June 28, 2010
Everlasting Moments
Reviewer: James van Maanen
Rating (out of 5): ****
How is it that a small Scandinavian-German co-production that opened theatrically in the USA in early 2009, garnered good reviews but quite unspectacular box-office receipts and has already played multitudinous times on cable television is now coming out on DVD from Criterion no less - and in a Blu-Ray edition, yet? When you watch Everlasting Moments, the answer will come clear. A film from Swedish writer/director Jan Troell, who, back in the early 70s gave us The Emigrants, The New Land and his single American film Zandy's Bride (sadly none currently available on DVD here), this lengthy but consistently engrossing work tells the story of a marriage, a family and the budding of - against great odds - art and independence. Think of it as a more literal "I Am a Camera," early 20th-century, lower-class, Scandinavian style.
We know from the beginning that the wife, Maria - a strong, focused performance from Maria Heiskanen (Lights in the Dusk) - has won an expensive camera, and that her husband has agreed under pressure that, though he wants it, she can have the camera. (She actually uses it as a bargaining chip to get married.) Hardly a blessed union, this duo has its downs and farther downs. He's an abusive drunk, for starters. And yet. One of the great strengths of Troell's film is that its characterizations are full-blown.
Hubby (a highly sexual, alternately ugly and sad performance by Mikael Persbrandt) can be a creep, but he's no monster, and the little woman, for all of her perseverance, does her share of nagging and withholding sexual favors: "Promise me you won't drink!" - and we all know how much good that line will accomplish.

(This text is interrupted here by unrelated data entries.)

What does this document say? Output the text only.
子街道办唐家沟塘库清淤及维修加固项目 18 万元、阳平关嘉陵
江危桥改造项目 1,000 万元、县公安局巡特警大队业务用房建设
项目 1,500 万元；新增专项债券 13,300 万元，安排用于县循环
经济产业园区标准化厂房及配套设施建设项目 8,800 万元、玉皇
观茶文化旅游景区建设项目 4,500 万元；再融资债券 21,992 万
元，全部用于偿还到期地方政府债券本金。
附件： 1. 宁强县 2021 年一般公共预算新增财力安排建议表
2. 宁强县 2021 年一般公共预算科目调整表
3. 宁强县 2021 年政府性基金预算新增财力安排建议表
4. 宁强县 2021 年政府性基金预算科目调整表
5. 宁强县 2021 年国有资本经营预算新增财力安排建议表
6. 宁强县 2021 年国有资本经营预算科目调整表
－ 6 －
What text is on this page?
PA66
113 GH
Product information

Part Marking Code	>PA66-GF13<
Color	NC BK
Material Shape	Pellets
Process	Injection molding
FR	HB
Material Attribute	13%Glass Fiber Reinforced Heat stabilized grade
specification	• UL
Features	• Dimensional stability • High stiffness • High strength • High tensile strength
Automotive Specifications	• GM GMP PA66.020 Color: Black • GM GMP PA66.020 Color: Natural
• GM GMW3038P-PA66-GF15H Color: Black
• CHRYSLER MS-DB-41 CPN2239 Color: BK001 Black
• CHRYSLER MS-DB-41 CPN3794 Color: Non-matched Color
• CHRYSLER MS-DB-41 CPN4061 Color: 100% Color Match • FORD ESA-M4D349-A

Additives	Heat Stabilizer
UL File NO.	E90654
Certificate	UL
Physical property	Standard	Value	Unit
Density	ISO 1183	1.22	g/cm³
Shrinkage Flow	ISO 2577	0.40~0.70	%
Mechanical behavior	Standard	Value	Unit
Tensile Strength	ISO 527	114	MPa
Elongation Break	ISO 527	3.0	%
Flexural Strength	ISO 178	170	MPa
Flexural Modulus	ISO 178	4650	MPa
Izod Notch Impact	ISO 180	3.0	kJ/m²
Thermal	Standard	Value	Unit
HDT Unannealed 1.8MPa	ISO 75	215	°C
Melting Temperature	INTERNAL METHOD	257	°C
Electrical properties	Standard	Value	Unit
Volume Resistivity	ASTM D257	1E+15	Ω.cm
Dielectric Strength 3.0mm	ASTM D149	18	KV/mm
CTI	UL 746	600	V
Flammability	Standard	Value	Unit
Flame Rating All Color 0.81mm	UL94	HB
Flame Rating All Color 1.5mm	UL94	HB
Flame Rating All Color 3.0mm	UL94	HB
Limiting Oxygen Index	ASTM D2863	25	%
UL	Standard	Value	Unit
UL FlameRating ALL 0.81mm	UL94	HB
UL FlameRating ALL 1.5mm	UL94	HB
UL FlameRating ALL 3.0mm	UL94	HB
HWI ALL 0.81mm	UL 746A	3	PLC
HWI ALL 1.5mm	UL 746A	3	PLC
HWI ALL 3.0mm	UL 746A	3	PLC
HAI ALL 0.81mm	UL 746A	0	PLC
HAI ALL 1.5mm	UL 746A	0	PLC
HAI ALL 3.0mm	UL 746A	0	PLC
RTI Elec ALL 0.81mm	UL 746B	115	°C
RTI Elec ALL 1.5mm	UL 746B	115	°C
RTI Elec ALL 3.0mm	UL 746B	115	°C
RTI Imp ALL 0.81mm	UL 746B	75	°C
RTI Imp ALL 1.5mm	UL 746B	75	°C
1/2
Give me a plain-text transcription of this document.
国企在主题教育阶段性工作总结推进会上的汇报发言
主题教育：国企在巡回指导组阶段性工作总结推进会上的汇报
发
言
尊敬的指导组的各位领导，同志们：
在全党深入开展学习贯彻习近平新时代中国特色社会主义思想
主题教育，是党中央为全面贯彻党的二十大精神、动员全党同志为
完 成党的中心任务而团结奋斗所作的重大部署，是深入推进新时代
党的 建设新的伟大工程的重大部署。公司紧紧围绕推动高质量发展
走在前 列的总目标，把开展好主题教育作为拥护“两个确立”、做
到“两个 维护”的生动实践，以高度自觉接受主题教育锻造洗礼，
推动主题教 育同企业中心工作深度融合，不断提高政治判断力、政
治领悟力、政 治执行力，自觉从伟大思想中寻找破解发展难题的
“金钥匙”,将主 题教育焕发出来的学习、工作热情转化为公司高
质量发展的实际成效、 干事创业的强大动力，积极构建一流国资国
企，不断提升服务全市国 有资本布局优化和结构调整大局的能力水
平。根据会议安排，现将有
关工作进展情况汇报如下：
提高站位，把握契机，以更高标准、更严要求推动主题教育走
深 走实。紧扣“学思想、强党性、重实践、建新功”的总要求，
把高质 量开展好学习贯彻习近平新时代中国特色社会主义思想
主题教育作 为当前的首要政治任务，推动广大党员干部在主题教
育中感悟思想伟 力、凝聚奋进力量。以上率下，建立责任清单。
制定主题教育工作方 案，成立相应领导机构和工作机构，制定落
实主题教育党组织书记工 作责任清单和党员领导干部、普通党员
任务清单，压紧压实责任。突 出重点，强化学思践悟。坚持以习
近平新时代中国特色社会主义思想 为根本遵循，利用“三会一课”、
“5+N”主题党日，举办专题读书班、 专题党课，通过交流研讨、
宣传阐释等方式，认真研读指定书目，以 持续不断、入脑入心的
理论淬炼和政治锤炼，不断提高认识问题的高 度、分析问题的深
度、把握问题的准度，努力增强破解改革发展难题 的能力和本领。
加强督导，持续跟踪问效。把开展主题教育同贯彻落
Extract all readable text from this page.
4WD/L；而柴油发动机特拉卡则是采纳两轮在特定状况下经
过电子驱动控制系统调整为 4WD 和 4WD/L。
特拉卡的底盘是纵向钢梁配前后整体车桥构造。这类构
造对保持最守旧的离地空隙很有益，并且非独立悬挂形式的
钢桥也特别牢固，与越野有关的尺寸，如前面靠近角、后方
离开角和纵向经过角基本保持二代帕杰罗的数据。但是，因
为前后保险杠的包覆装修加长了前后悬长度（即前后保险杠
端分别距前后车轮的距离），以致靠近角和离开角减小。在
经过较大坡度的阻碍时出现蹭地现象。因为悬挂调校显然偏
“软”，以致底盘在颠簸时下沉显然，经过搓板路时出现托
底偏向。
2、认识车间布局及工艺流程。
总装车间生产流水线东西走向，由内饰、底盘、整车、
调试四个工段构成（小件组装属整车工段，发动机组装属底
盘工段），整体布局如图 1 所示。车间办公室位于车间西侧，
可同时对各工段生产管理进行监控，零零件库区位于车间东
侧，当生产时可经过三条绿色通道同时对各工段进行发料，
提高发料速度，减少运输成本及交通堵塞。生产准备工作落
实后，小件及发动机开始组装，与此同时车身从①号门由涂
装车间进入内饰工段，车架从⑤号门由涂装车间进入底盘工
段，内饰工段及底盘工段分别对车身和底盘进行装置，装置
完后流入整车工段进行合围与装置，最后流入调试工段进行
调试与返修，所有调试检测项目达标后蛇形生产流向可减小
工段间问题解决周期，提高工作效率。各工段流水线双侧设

Likewise, "the other woman," a salty barmaid (Amanda Ooms), offers her own surprises, as does the photography shop owner (Jesper Christensen) who gives Maria her first taste of how to use a camera. As a writer, Troell never pushes things. The story takes its sweet time to unfurl (2 hours, 10 minutes), but with each succeeding bit, we are pulled in more deeply.
The time and place, too, are rendered with spectacular skill and beauty. Even the sometimes very grainy look of the film seems appropriate; the grain itself has a gorgeous feel to it. (There is one scene of a corpse lain out, in which said body is clearly breathing. I wish that Troell and his crew could have taken a bit more precaution there.) The ace in the hole, however, is the film's look at early photography and, in its final half, early moviemaking. The director smartly places us in the position of people for whom the photograph is a wonderful mystery, something to be treasured and, in the case of our heroine, understood. Everlasting Moments is a paean to photography, and finally to the plight of the artist. When Maria bewails the fact that her love of photography has taken over her life and become even more important than motherhood, many of us will understand her. When you love your art, even the important stuff is reduced to a distant second.
Criterion's Everlasting Moments DVD offers several worthwhile extras. A short documentary, "Troell Behind the Camera," includes interviews with the director, cast and crew and even relatives of the real Maria Larsson (the movie is based on factual characters). And "The True Story of Maria Larsson" includes photos of the real Maria and is narrated by a relative who tells of the woman's life and work. "Troell's Magic Mirror" is a one-hour documentary about the writer/director. And finally, there's the usual theatrical trailer.